This will be a model long in unfolding and with many revisions. Any input would be appreciated.
When a human wakes up in the morning he/she proceeds to seek gratification and avoid
negative gratification. Gratifications include coffee and breakfast in the morning, completing a word puzzle, having a job application accepted, having a research paper accepted, winning a race, listening to music. It includes many forms of power such as getting a promotion, winning an election, possessing money, possessing status. It includes many forms of aggression – yelling at someone in another car in traffic, expressing hatred toward someone or something, killing someone in war combat, or extra-judicially, winning at a contact sport contest such as boxing, football, rugby, etc. All the gratifications or negative grat one experiences during the day feed into a person’s store of happiness.
A human perceives a door to gratification as being open or closed, but may re-evaluate the situation: a man in a primitive society sees an animal he believes he can kill. He percieves this door to gratification as being open, but the animal gives him a rude awakening, an injury, and a new peception that the door to killing a wolverine or wildcat was not truly open. That door is closed. But upon growing stronger, or joining forces with a colleague, the door to this gratification is now perceived as being open.
- After the Civil War in America, great hatred was unleashed toward the freed slaves. Expressing hatred is gratification.

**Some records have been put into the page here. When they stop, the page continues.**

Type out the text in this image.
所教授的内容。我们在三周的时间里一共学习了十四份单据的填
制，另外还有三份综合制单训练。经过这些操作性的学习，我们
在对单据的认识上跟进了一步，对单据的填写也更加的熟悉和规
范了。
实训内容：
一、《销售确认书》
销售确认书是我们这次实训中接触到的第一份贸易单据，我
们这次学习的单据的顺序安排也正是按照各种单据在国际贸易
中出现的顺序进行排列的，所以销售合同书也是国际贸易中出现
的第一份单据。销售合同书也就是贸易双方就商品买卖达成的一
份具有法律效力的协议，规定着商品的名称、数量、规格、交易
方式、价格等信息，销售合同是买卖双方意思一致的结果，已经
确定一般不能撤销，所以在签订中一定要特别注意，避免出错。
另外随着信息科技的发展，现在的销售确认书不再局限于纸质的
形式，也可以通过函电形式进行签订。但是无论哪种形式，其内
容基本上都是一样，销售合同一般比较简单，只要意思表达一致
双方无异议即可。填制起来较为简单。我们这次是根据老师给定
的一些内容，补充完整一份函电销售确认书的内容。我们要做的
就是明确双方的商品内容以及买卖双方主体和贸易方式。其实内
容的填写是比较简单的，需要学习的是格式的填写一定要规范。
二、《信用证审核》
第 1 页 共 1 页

This new source of gratification replaced the source that was lost. Slave owners lost property and means of production. The lower working classes, who never owned slaves lost status. Whereas under slavery, the white working class was a strata above slaves, after slavery was abolished, there was no one under them. Some ex-slaves accrued higher status thru land ownership or other means. No longer anyone to give them deference. Gene Hackman’s federal marshal character in The Killing Fields tells of his father killing a mule of his black neighbor who was expanding his farm. He explained his feelings. “If you’re not better than a nigger, who are you better than?”.
Closing doors to racism. In 1947 professional baseball was completely segregated. Neither the American League nor the National League had a single black player. But two individuals were determined to change it. Dodger general manager Branch Rickey, with the approval of the team owners, hired the first black man to play in the majors, Jackie Robinson, a man who fully understood and accepted the hatred and bigotry that he was to face. Upon his debut, many fans in the stadium yelled racial insults, even the home Brooklyn fans who didn’t want a black man on their team. These acts of aggression were gratifying and the door was open to this gratification through aggressive racial bullying. But 70 years later, the grandchildren of these bullies no longer perceive this door to be open. Because the result of yelling racial insults at a baseball game would perceivably lead to angering other fans and likely being ejected from the stadium. With the perception that this expression of racism is not an open door to gratification, the individual turns to other sources that perceptibly WOULD result in gratification. such as cheering on the home team -players of all races – and joining the camaraderie of the home crowd.
Of course another door for gratification was becoming the leader of the hate group. George Wallace gained great popularity by symbolically standing in the doorway to block the entrance of, James Meridith, the first Black American to attend UA after a federal court ordered it integrated. Wallace was elected governor twice more after this action. As the doors to gratification through racism slowly closed, Wallace later denounced racism. (UA is now 21% Black)
Assigning an evil status to capitalism is senseless. An artist who creates an unsuccessful painting does not say ‘Well, this was pretty bad. I painted it on canvass. Maybe I should try another material.’ Capitalism is what a society makes of it. A society like the US that allows off-shore tax refuge, legal bribes to congressmen, and allows the wealth gap to become quite obscene will experience more dislocations than the many countries that do not.
When viewing past civilizations and societies which have fallen into disfunction, the social scientist does not reason, that the greed of the patrician class was to blame, or the weakness of the military was to blame. Instead it is analyzed in terms of how and why they were unable to overcome the forces of their destruction. The chance election of a destructive candidate such as Trump is not seen as a cause but an effect of a long series of previous consequential events.
Two systems. 1 the dynamics of gratification, need for and denial of, and 2 the longitudinal progression of cultural values and the reasons for change
In 1940
2 replies on “16. Anthropology and Social Psychology Model of Human Behavior”
Ah, the Doors of Gratification! Have you noticed how the door to aligning oneself with Trump #45, which were slammed tight shut to all, have now swung wide open for aligning oneself with Trump #47? Many of the titans of industry, Musk, Bezos, Zuckerberg, Altman, and Ellison, e.g., have determined it is now safe to stride through that door? What changed? I’m my opinion what changed was we experienced what America, and the world was under #46.
Srp. You misunderstand my model, which isn’t surprising seeing it exists practically exclusively in my mind. The election in 2020 didn’t “shut tight for all” the doors to ” aligning ones self to Trump.” The openness of a door is the perception of the individual. Sometimes one perceives a door to be open – further experience may teach him it is or isn’t. If someone thinks he can whup Matty Dillon, and finds he cannot. he now perceives that door closed.Many people did not percieve the door to be closed re: receiving gratification from supporting trump. They got much gratification from it but some, changing perception, stopped supporting him.